Ob und wann es in Aachen tatsächlich zu Fahrverboten für Dieselfahrzeuge kommen wird, ist jedoch derzeit offen.

Das Oberverwaltungsgericht Münster hat das von der Deutschen Umwelthilfe erstrittene erstinstanzliche Urteil des Verwaltungsgerichts Aachen1 im Ergebnis bestätigt und dabei allgemeine Anforderungen an Luftreinhaltepläne festgelegt. Diese müssen insbesondere (vorsorglich) zusätzliche Maßnahmen wie etwa Fahrverbote für den Fall bereithalten, dass die Grenzwerte mit den bisherigen Maßnahmen entgegen der Prognose nicht schnellstmöglich eingehalten werden (Wirkungskontrolle).

An verschiedenen Messstellen in der Stadt Aachen ist der seit dem 01.01.2010 einzuhaltende Grenzwert für Stickstoffdioxid (im Jahresmittel 40 Mikrogramm pro Kubikmeter) nicht eingehalten.

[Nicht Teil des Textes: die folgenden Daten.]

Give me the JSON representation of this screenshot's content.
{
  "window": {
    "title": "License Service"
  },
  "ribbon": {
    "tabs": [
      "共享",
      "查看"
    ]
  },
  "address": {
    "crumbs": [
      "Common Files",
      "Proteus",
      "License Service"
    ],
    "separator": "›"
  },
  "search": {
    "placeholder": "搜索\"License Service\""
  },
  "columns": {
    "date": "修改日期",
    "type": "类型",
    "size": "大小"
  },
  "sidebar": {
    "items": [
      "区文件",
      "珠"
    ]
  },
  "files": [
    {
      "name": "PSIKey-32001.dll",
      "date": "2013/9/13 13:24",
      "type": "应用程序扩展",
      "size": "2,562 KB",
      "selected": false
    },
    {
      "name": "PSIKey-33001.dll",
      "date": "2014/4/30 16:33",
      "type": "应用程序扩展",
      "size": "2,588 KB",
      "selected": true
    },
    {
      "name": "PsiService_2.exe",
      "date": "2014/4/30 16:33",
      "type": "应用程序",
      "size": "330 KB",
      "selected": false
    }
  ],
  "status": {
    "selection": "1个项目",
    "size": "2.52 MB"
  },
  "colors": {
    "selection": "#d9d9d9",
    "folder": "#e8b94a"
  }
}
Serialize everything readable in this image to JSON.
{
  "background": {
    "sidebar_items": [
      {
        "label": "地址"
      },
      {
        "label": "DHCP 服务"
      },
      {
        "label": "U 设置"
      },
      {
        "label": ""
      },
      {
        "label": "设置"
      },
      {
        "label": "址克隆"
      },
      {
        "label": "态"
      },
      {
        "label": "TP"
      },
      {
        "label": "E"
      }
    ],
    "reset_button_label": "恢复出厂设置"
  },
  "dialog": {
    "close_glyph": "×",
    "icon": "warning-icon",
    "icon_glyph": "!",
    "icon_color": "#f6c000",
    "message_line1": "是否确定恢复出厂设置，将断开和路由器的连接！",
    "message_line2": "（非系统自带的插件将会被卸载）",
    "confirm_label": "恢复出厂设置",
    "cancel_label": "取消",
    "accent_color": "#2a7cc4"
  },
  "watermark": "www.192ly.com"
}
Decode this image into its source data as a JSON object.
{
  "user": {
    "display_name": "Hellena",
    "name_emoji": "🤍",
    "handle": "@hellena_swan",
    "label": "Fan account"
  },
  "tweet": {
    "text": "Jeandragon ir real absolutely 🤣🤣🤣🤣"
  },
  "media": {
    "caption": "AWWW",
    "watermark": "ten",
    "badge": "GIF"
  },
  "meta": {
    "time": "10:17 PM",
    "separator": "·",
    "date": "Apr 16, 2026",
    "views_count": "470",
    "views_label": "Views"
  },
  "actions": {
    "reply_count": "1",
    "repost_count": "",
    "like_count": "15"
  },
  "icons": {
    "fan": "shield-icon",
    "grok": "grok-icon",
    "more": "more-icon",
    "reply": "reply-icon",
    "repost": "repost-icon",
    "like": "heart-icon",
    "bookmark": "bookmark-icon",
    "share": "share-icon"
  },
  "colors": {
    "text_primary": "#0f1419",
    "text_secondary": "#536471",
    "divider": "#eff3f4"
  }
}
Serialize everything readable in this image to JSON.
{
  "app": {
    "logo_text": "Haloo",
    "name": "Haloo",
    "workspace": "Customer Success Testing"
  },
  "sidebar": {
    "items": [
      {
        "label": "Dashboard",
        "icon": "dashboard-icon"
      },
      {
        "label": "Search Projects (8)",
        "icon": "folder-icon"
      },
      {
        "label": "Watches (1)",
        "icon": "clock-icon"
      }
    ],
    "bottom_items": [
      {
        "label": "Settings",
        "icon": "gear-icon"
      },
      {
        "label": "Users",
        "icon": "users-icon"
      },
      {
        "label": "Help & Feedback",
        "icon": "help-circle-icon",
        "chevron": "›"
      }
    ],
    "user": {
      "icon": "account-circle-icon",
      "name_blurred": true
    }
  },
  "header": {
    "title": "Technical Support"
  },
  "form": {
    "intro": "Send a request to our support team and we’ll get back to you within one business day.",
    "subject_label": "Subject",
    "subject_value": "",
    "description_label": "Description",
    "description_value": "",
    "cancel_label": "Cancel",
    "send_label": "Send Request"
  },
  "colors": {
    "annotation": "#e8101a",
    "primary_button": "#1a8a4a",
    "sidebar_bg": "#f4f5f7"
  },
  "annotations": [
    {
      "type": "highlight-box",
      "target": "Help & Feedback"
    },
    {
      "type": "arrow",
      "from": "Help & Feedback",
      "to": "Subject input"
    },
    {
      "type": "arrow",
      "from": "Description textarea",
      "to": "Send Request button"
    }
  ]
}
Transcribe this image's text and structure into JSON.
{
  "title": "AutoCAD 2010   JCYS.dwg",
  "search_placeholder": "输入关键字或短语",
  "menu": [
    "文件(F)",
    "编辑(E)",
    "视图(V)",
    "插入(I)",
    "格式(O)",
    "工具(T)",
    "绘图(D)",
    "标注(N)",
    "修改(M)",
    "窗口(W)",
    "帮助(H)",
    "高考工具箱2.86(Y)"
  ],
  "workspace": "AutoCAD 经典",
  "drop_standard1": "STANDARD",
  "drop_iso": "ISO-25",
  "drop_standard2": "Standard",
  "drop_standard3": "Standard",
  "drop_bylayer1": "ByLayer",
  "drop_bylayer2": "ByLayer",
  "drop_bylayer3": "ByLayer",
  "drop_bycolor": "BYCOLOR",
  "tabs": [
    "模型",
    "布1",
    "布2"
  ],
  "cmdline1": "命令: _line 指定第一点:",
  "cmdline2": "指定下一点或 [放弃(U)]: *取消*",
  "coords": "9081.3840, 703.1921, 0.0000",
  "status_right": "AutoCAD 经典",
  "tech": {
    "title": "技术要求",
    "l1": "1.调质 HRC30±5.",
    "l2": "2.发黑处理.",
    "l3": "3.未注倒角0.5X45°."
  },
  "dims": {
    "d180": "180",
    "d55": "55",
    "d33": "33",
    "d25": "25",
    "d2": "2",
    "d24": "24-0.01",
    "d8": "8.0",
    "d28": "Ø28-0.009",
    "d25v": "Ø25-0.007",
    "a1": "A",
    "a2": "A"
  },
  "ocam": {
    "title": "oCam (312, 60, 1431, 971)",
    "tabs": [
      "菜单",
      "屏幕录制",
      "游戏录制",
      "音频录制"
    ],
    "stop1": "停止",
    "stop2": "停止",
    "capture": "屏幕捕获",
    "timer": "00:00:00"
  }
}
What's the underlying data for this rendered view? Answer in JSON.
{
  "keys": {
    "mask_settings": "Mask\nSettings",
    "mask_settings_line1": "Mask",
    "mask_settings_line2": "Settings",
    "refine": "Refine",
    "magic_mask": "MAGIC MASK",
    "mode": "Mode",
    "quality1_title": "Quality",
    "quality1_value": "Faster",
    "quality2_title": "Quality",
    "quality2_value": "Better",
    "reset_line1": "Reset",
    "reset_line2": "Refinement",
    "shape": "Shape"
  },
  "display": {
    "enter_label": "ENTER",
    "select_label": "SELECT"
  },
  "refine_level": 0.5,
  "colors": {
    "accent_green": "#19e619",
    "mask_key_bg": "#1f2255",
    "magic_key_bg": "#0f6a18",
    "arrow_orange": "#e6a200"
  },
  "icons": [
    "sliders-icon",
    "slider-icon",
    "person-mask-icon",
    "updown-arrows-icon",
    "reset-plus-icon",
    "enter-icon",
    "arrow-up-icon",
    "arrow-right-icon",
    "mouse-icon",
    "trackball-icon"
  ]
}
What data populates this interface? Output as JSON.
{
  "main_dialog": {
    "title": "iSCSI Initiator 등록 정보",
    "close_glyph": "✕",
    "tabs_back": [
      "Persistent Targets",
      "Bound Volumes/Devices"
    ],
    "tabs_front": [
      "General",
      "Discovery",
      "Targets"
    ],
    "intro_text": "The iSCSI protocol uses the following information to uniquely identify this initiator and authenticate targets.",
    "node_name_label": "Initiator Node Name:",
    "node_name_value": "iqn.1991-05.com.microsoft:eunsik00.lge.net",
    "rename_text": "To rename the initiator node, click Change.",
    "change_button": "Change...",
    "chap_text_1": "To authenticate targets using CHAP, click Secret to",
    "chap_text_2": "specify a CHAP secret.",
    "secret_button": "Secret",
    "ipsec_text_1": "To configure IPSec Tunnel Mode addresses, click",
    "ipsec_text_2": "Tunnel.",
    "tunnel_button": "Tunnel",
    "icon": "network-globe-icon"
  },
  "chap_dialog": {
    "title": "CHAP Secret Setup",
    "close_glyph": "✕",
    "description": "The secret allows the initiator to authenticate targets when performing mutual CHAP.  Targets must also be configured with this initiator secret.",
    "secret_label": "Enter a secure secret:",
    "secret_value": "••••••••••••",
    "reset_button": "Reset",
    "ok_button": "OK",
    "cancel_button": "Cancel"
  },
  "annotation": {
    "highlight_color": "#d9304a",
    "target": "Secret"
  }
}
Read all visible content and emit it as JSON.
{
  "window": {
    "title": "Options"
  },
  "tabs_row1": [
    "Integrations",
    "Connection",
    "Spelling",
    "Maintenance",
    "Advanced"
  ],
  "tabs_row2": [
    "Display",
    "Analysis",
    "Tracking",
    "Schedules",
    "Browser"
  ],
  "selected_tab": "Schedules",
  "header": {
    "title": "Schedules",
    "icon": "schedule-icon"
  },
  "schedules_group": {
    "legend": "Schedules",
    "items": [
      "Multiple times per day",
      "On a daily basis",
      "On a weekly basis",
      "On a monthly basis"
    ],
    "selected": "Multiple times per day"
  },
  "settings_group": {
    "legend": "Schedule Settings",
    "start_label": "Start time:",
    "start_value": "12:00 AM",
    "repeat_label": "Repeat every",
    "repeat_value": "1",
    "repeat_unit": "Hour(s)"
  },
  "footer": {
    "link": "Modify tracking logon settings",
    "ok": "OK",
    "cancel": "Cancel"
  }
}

Die zuständige Bezirksregierung Köln hat einen Luftreinhalteplan mit Wirkung ab 01.01.2019 aufgestellt, der verschiedene Maßnahmen enthält, um die Luftqualität in Aachen zu verbessern. Fahrverbote hat sie nicht vorgesehen.

Das Oberverwaltungsgericht Münster hält diesen Luftreinhalteplan für unzureichend:

Die gesetzlichen Grenzwerte für Stickstoffdioxid sind verbindlich, auch wenn sie fachlich nicht unumstritten sind. Die Anbringung der Messvorrichtungen in Aachen hält sich im Rahmen der gesetzlichen Bandbreite (Höhe, Abstände zu Straßen und Gebäuden). Auch durch zulässige Ortsveränderungen sind keine wesentlich anderen Messergebnisse zu erwarten.

Der Luftreinhalteplan der Stadt Aachen ist nach Auffassung des Oberverwaltungsgerichts Münster rechtswidrig, weil die darin vorgesehenen Maßnahmen nicht den Anforderungen der Europäischen Richtlinie 2008/50/EG vom 21.05.2008 und des Bundes-Immissionsschutzgesetzes genügen. Danach müssen die Maßnahmen eines Luftreinhalteplans geeignet sein, den Zeitraum der Überschreitung des Immissionsgrenzwerts „so kurz wie möglich“ zu halten. Deshalb muss die zuständige Behörde auf der Grundlage aktueller Daten ernsthaft und differenziert alle geeigneten Maßnahmen, insbesondere auch Fahrverbote prüfen. Fahrverbote können auch dann angeordnet werden, wenn der gemessene Jahresmittelwert für Stickstoffdioxid 50 Mikrogramm pro Kubikmeter nicht überschreitet. Die anderslautende Vorschrift des § 47 Absatz 4a Satz 1 BImSchG verstößt insoweit gegen das Unionsrecht, so das Oberverwaltungsgericht Münster.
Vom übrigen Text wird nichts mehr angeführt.